It’s particularly interesting and amusing to note that, despite punk’s efforts to cleanse the world of all things prog, Marillion embody the punk spirit more so than a group of spiky-tops in bondage kecks. Last time out, the veterans upset the mainstream’s order of things by mobilising their vast internet following into pushing the band back into the Top 10 singles chart for the first time in seventeen years. Now, on their fourteenth album, Marillion have once again stuck a collective two fingers up to the scene whores on ‘Most Toys’. Subtly, mind, as only a band as articulate as Marillion would know how.

Almost thirty years into their career (eighteen of which, unbelievably, fronted by Fish’s replacement, Steve Hogarth) and Marillion wisely keep one eye on their reputation and the other on the contemporary. Whilst there’s plenty here to keep the ‘Web’ Massive happy, the millions who rush out and buy Coldplay and Keane records will also find ‘Somewhere Else’ a satisfying listen.

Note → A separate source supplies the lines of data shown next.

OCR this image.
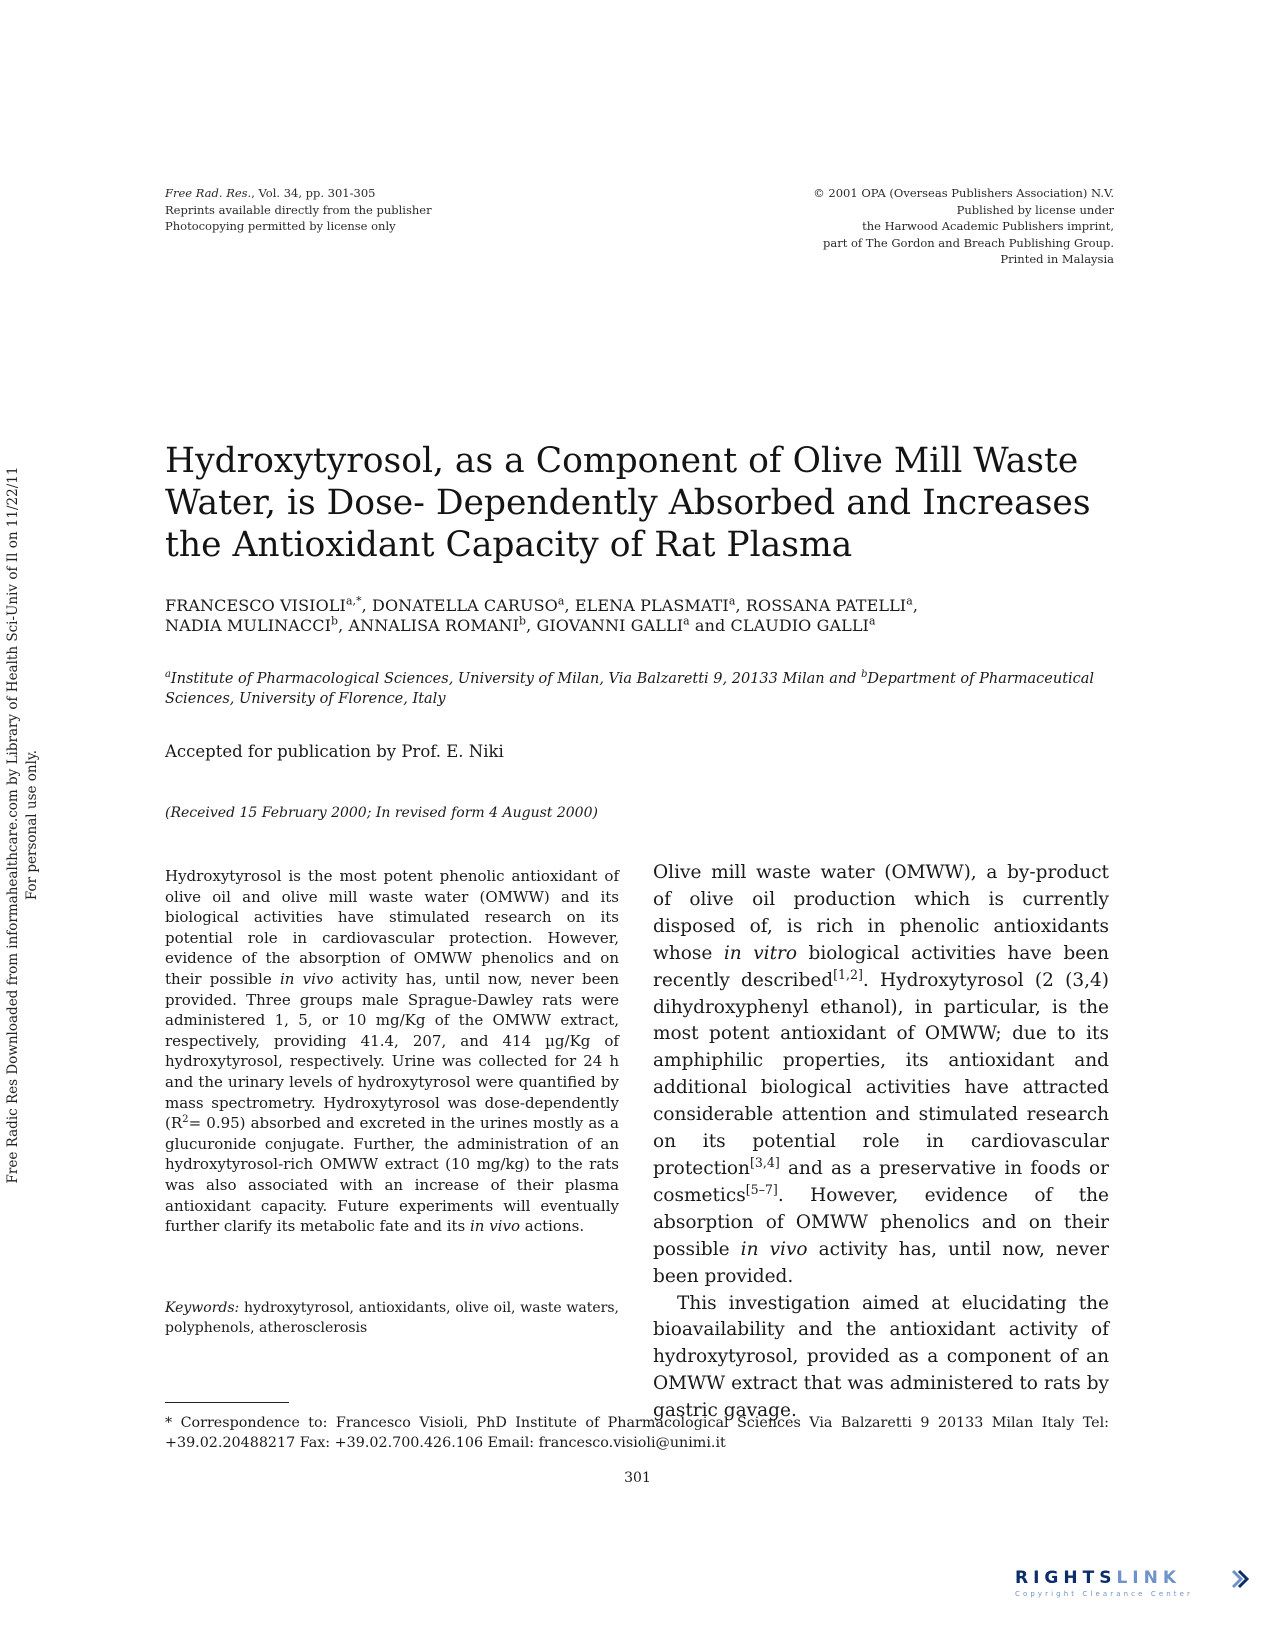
Free Rad. Res., Vol. 34, pp. 301-305
Reprints available directly from the publisher
Photocopying permitted by license only
© 2001 OPA (Overseas Publishers Association) N.V.
Published by license under
the Harwood Academic Publishers imprint,
part of The Gordon and Breach Publishing Group.
Printed in Malaysia
Free Radic Res Downloaded from informahealthcare.com by Library of Health Sci-Univ of Il on 11/22/11 For personal use only.
Hydroxytyrosol, as a Component of Olive Mill Waste
Water, is Dose- Dependently Absorbed and Increases
the Antioxidant Capacity of Rat Plasma
FRANCESCO $VISIOLI^{a,*}$, DONATELLA CARUSO$^a$, ELENA PLASMATI$^a$, ROSSANA PATELLI$^a$,
NADIA MULINACCI$^b$, ANNALISA ROMANI$^b$, GIOVANNI GALLI$^a$ and CLAUDIO GALLI$^a$
$^a$Institute of Pharmacological Sciences, University of Milan, Via Balzaretti 9, 20133 Milan and $^b$Department of Pharmaceutical Sciences, University of Florence, Italy
Accepted for publication by Prof. E. Niki
(Received 15 February 2000; In revised form 4 August 2000)
Hydroxytyrosol is the most potent phenolic antioxidant of olive oil and olive mill waste water (OMWW) and its biological activities have stimulated research on its potential role in cardiovascular protection. However, evidence of the absorption of OMWW phenolics and on their possible in vivo activity has, until now, never been provided. Three groups male Sprague-Dawley rats were administered 1, 5, or 10 mg/Kg of the OMWW extract, respectively, providing 41.4, 207, and 414 µg/Kg of hydroxytyrosol, respectively. Urine was collected for 24 h and the urinary levels of hydroxytyrosol were quantified by mass spectrometry. Hydroxytyrosol was dose-dependently $(R^2= 0.95)$ absorbed and excreted in the urines mostly as a glucuronide conjugate. Further, the administration of an hydroxytyrosol-rich OMWW extract (10 mg/kg) to the rats was also associated with an increase of their plasma antioxidant capacity. Future experiments will eventually further clarify its metabolic fate and its in vivo actions.
Keywords: hydroxytyrosol, antioxidants, olive oil, waste waters, polyphenols, atherosclerosis

Olive mill waste water (OMWW), a by-product of olive oil production which is currently disposed of, is rich in phenolic antioxidants whose in vitro biological activities have been recently described[1,2]. Hydroxytyrosol (2 (3,4) dihydroxyphenyl ethanol), in particular, is the most potent antioxidant of OMWW; due to its amphiphilic properties, its antioxidant and additional biological activities have attracted considerable attention and stimulated research on its potential role in cardiovascular protection[3,4] and as a preservative in foods or cosmetics[5–7]. However, evidence of the absorption of OMWW phenolics and on their possible in vivo activity has, until now, never been provided.

This investigation aimed at elucidating the bioavailability and the antioxidant activity of hydroxytyrosol, provided as a component of an OMWW extract that was administered to rats by gastric gavage.

* Correspondence to: Francesco Visioli, PhD Institute of Pharmacological Sciences Via Balzaretti 9 20133 Milan Italy Tel: +39.02.20488217 Fax: +39.02.700.426.106 Email: francesco.visioli@unimi.it
301
RIGHTSLINK
Copyright Clearance Center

There’s no big stadium rock anthem in the vein of ‘Kayleigh’ or ‘Lavender’. Much of the album is sombre and world-weary in tone, the funereal ‘A Voice From The Past’ a particular standout combining Hogarth’s passionate vocals with Mark Kelly’s desolate piano chords. But the airy soundscapes of ‘See It Like A Baby’, as good as mid-80s U2, lifts the mood somewhat.

Overall, ‘Somewhere Else’ is a treat for the thinking rocker.